Civil-military relations and the regional organizations (esp. the ASEAN) are very interesting areas. I am very aware of that. It’s not like Geophysics or something that I obviously wouldn’t be interested in. However, I tried reading. They were interesting. I learned a lot. But when asked for comments, I cannot say anything. Like, let’s leave them at that, I only read facts! It became a problem when I was asked to formulate a research question. I am more for not messing the equilibrium by questioning it. The professor said for every observation, you can possibly come up with a problem by asking, “So?” I am just not too equipped to find a problem out of something vast that deep inside me I know has the potential to be problematic in the first place.
5. These classes are two important Area IV subjects.
I need them to start the ball rolling in one of my disciplinal areas. Plus, they’re six-freaking-units.
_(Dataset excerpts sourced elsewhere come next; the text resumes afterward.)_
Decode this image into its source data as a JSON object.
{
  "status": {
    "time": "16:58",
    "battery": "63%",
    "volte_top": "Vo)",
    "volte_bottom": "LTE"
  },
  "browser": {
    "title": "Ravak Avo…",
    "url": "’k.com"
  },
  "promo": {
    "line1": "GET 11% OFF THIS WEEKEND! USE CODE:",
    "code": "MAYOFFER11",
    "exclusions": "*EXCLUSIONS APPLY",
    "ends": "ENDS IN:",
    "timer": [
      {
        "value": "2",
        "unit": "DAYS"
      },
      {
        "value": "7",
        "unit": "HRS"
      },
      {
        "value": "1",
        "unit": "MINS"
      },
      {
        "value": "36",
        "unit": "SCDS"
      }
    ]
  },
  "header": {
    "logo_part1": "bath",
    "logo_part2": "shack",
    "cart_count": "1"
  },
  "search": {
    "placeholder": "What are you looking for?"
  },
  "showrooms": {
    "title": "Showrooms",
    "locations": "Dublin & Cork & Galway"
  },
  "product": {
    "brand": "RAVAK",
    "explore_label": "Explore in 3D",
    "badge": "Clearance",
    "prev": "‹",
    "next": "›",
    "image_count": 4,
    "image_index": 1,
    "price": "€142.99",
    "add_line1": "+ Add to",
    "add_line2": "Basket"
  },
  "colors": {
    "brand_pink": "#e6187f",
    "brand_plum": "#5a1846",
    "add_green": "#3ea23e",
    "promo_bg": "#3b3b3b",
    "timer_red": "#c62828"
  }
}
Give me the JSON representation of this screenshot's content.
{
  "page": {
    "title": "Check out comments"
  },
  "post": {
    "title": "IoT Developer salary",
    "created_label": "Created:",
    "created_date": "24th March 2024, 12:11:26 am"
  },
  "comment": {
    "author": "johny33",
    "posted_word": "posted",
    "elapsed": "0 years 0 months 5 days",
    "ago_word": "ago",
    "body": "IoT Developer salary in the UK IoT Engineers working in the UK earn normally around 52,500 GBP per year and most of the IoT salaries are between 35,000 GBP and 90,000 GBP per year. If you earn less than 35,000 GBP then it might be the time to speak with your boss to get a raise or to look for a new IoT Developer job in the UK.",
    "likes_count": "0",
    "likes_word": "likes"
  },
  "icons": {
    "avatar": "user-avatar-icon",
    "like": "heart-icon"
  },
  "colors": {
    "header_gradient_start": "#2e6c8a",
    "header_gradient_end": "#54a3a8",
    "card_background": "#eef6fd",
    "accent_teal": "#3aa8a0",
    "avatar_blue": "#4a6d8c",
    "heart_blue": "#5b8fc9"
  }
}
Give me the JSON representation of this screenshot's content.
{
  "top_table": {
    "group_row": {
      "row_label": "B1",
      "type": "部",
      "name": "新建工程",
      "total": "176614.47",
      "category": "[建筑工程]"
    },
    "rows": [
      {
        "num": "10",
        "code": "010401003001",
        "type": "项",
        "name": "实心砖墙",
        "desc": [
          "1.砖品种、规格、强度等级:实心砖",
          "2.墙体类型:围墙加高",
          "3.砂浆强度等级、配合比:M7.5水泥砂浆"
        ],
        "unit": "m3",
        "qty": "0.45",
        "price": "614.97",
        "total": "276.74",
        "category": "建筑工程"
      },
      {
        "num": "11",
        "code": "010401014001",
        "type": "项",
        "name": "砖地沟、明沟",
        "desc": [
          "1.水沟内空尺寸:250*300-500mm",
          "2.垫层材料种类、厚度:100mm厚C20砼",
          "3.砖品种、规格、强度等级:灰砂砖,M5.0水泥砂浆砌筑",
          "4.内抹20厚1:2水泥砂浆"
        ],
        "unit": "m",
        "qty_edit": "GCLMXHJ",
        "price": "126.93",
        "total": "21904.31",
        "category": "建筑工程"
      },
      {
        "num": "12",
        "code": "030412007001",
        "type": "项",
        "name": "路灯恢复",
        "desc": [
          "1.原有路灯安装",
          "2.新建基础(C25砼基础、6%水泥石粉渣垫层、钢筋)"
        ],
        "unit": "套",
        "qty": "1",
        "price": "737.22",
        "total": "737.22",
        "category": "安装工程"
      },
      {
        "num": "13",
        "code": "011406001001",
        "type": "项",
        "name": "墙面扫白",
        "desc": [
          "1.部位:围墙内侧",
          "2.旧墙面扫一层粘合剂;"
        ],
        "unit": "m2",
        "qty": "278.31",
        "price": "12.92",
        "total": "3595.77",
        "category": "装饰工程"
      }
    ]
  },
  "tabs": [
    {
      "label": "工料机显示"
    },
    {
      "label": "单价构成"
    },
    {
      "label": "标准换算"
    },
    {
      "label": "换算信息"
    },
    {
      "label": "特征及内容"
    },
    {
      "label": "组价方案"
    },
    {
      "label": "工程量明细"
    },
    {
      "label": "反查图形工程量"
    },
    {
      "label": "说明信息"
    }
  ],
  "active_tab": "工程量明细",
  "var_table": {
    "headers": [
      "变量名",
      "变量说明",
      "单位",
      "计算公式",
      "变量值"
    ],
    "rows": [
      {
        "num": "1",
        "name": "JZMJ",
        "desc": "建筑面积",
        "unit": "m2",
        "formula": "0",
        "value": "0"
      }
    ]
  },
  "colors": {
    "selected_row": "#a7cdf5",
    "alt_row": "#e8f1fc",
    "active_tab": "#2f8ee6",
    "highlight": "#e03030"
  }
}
The tuition fee I paid, I can probably have a week of sleepless nights to get over it. The time wasted—that is another question. And think of the hassle of dropping. It’s like a few steps short of enrolling, albeit backwards.
6. My grieving process wants to tell me that I indeed lost my momentum.
This is an inner argument that I don’t give much attention to, but may hold the answer to all of the above. I was excited when the sem started in early November. I felt more involved in the classes (too shallow, but I was tasked to make the classes’ e-groups, sort of like keeping everyone in the loop became a task). Then on the last week of November, my father died. It’s over and done, but I think I never regained the momentum that came crashing down so quickly. My grief counselor (aka boss) implied that I may be going through that stage. It’s only been 80 days. And they say the first year is really the hardest. Now, I don’t want to make my father’s death the excuse for this, but how else can I explain my wanting to be less complicated again? My wanting to work for 8 hours, and do what I want (not what I have to do, i.e, study because I was enrolled), including to stare into nothingness for as long as I want? I know that this isn’t the most fruitful way of moving on gracefully, but I also have to allow myself to do it until such time when the desire is kicking wildly again.
I hope to accomplish the dropping part without glitches.I have a project in the works to make this decision not totally useless. I cannot say that by June, when another semester opens, I will be up to it again. For the sake of continuity, maybe I will enroll again. But that’s 3 more months to wait for. Anyway, in the coming weeks, our department will take another distance learning course, and my supervisor endorsed other leadership training courses for me, too. These and THE personal project should keep me up and about while I allow myself to go through the stream of the grieving process.